Cientificos como Penrose ha destinado las últimas décadas al estudio de un modelo físico de la conciencia, sentando las bases de una biofísica cuántica de la mente que unificaría una realidad con tres dimensiones: matemática, física y psíquica.

Por tanto al evaluar si las tecnologías emergentes son saludables o como impactan en la salud física y psíquica, deberían ampliar el campo de los bio estudios. La pega de todo esto es que al ritmo que avanza la creación de tecnología emergente ralentiza mucho la comercialización masiva si el ciclo de estudios previos es mas largo. aunque podemos encontrarnos con situaciones del tipo de aquellos operarios que manipulaban material radioactivo en la central nuclear de Andújar a mano descubierta y sin protección ninguna, por que nadia había demostrado que la radioactividad perjudica la salud.

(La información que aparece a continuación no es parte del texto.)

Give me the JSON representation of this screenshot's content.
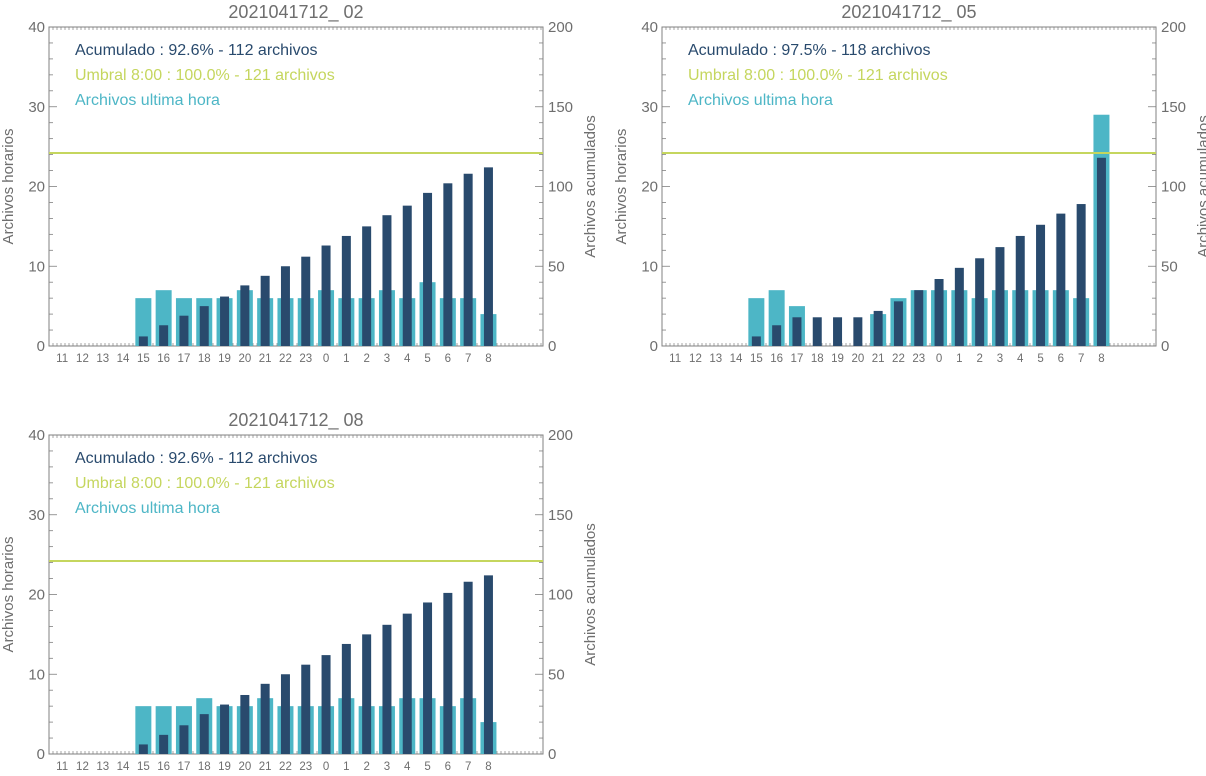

Eran otros tiempos. no se sabía nada, y manipularon el uranio sin medidas efectivas de protección (gastaban mascarillas de papel) y sin conocer el peligro de la radiactividad. Por eso, depositaban la comida sobre los bidones de residuos y lavaban en casa la ropa de faena. Desde entonces hasta hoy, el cáncer ha exterminado a la mayoría de quienes allí trabajaron durante décadas. Hoy son otros tiempos y contamos con tecnología para investigar la salubridad de las tecnologías emergentes así como su adecuado uso, manipulación laboral e integración en soluciones de todo tipo.

Referencias bibliográficas:

Stuart Hameroff, Roger Penrose. Consciousness in the universe: A review of the ‘Orch OR’ theoryPhysics of Life Reviews (2013). DOI: 10.1016/j.plrev.2013.08.002.

Stuart Hameroff, Roger Penrose. Reply to criticism of the ‘Orch OR qubit’–‘Orchestrated objective reduction’ is scientifically justifiedPhysics of Life Reviews (2013). DOI: 10.1016/j.plrev.2013.11.00.

Stuart Hameroff, Roger Penrose. Consciousness in the universe. Physics of Life Reviews (2013). DOI:10.1016/j.plrev.2013.08.002.